When you plant California native plants in your garden, you are helping to restore natural ecosystems that are fast disappearing. If everyone planted 50-70% of their gardens in native plants, that could restore our fast declining bird and insect populations.
California is a biodiversity hot-spot in terms of native plants, so we have many different choices for beauty as well as ecosystem benefits.
Calscape and Bay Area Garden Planner
Discover local plants and recreate the Bay Area’s unique plant communities in your own garden with Calscape’s Bay Area Garden Planner! After four questions about your site and gardening priorities, you will end up with a personalized plant list that offers natural beauty, reduce water use, and support wildlife, along with gorgeous native garden designs that bring the list to life.

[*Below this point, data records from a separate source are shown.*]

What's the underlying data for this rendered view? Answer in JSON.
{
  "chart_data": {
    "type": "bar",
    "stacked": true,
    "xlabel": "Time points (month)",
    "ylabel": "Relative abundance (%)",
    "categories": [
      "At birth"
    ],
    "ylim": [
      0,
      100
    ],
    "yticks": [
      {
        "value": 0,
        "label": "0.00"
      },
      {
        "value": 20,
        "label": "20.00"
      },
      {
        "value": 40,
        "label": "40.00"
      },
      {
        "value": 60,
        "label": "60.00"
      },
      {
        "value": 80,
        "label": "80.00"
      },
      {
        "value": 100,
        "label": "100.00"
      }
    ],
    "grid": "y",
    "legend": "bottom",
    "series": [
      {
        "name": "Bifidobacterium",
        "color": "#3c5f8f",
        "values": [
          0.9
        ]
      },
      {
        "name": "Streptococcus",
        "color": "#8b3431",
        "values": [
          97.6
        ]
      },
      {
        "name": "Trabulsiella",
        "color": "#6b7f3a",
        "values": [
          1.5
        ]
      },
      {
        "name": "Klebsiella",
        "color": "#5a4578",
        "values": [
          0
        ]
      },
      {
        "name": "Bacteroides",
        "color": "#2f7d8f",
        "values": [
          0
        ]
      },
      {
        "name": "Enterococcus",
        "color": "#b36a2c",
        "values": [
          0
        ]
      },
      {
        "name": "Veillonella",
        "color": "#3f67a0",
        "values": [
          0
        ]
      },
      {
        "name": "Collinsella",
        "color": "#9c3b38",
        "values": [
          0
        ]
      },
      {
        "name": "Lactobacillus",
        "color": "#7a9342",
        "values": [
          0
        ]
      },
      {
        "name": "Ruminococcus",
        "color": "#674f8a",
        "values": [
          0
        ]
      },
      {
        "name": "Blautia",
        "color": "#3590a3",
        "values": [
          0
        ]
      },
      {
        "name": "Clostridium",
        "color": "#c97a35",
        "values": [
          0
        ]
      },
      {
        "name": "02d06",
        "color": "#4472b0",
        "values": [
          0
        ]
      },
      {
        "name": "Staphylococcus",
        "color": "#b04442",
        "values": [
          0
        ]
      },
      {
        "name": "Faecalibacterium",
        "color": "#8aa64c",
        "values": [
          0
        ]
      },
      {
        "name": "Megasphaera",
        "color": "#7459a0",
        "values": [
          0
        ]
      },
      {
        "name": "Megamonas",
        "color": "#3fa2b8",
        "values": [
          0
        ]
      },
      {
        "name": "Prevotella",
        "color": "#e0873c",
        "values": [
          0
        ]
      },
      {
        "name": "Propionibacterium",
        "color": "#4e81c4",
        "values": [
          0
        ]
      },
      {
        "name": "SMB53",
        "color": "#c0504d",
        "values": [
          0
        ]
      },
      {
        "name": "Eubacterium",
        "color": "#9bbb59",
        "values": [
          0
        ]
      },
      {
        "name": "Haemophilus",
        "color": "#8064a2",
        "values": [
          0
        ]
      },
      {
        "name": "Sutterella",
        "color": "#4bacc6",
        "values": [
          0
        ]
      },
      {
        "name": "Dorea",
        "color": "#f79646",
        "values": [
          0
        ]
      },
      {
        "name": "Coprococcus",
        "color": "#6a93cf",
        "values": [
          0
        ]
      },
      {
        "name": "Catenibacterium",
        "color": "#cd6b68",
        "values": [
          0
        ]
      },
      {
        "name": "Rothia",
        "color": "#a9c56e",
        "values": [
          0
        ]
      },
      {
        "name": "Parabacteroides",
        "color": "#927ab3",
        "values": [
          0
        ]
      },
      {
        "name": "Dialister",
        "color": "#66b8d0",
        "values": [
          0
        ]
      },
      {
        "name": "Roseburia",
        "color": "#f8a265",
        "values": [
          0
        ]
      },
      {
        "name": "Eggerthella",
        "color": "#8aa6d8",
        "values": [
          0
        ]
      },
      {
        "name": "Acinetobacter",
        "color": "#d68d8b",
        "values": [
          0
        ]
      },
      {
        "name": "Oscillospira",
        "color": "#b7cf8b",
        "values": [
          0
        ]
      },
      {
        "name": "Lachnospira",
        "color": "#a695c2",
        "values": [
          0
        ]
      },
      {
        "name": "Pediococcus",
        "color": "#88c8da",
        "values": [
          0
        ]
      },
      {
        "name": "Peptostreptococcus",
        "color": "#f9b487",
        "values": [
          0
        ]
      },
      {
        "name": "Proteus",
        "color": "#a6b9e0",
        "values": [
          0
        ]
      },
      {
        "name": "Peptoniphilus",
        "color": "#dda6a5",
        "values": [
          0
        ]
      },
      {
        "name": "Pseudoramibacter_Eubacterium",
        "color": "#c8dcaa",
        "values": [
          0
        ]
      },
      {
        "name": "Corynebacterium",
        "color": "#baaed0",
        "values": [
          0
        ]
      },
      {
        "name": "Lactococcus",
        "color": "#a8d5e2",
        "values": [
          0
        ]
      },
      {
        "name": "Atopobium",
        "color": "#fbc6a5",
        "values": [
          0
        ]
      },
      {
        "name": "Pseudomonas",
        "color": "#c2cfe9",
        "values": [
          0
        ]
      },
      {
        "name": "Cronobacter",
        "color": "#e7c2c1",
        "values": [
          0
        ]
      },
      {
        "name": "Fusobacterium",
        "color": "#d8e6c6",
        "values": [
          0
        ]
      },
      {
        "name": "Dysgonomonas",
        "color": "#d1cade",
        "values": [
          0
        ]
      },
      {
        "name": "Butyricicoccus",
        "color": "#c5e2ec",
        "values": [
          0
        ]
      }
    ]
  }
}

Combining data and expert input from ecologists, designers, and horticulturalists, the Calscape Bay Area Garden Planner also takes into consideration biodiversity benefits, genetic considerations, flammability, and appropriate climate.

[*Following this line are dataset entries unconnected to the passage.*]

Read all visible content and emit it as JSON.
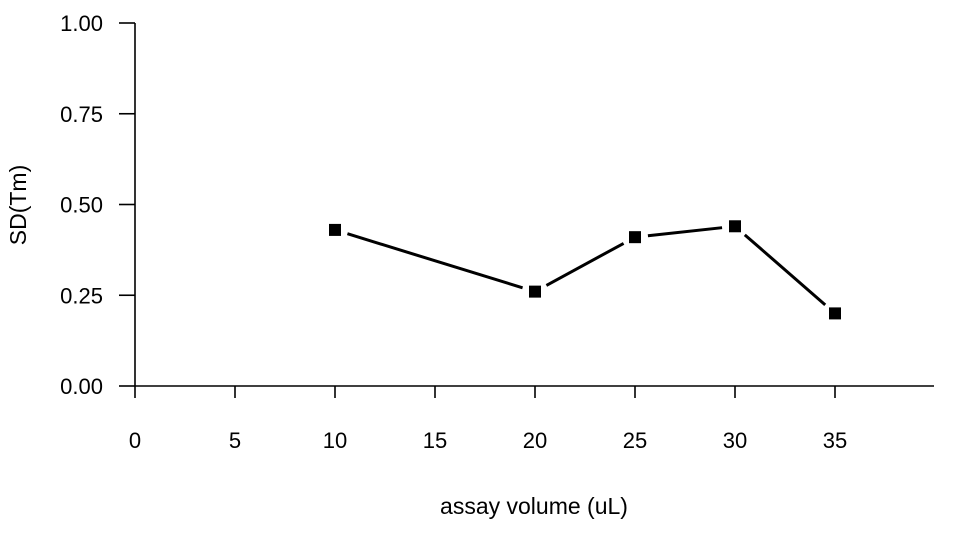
{
  "chart_data": {
    "type": "line",
    "title": "",
    "xlabel": "assay volume (uL)",
    "ylabel": "SD(Tm)",
    "x_categories": [
      "0",
      "5",
      "10",
      "15",
      "20",
      "25",
      "30",
      "35"
    ],
    "y_ticks": [
      "0.00",
      "0.25",
      "0.50",
      "0.75",
      "1.00"
    ],
    "ylim": [
      0,
      1
    ],
    "grid": false,
    "legend": "none",
    "series": [
      {
        "color": "#000000",
        "marker": "square",
        "points": [
          {
            "x": "10",
            "y": 0.43
          },
          {
            "x": "20",
            "y": 0.26
          },
          {
            "x": "25",
            "y": 0.41
          },
          {
            "x": "30",
            "y": 0.44
          },
          {
            "x": "35",
            "y": 0.2
          }
        ]
      }
    ]
  }
}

Outside of the Bay Area, Calscape.org is a great place to find the plants that are native to your site—type in a zip code and a list of natives will be displayed, and each plant has descriptions of growth requirements, insects and birds that it supports, and nurseries that carry them.
CNPS-EB’s Native Here Nursery is a great resource for very local natives. The non-profit nursery is dedicated to growing plants for restoration of park lands and gardening projects. The plants are “locally native,” grown from seed and cuttings collected in Alameda and Contra Costa Counties.
As Doug Tallamy, a professor in the Department of Entomology and Wildlife Ecology at the University of Delaware says, “If American’s replanted half of their lawns with native plants, shrubs and trees, we would have more wildlife habitat than all the national parks combined.”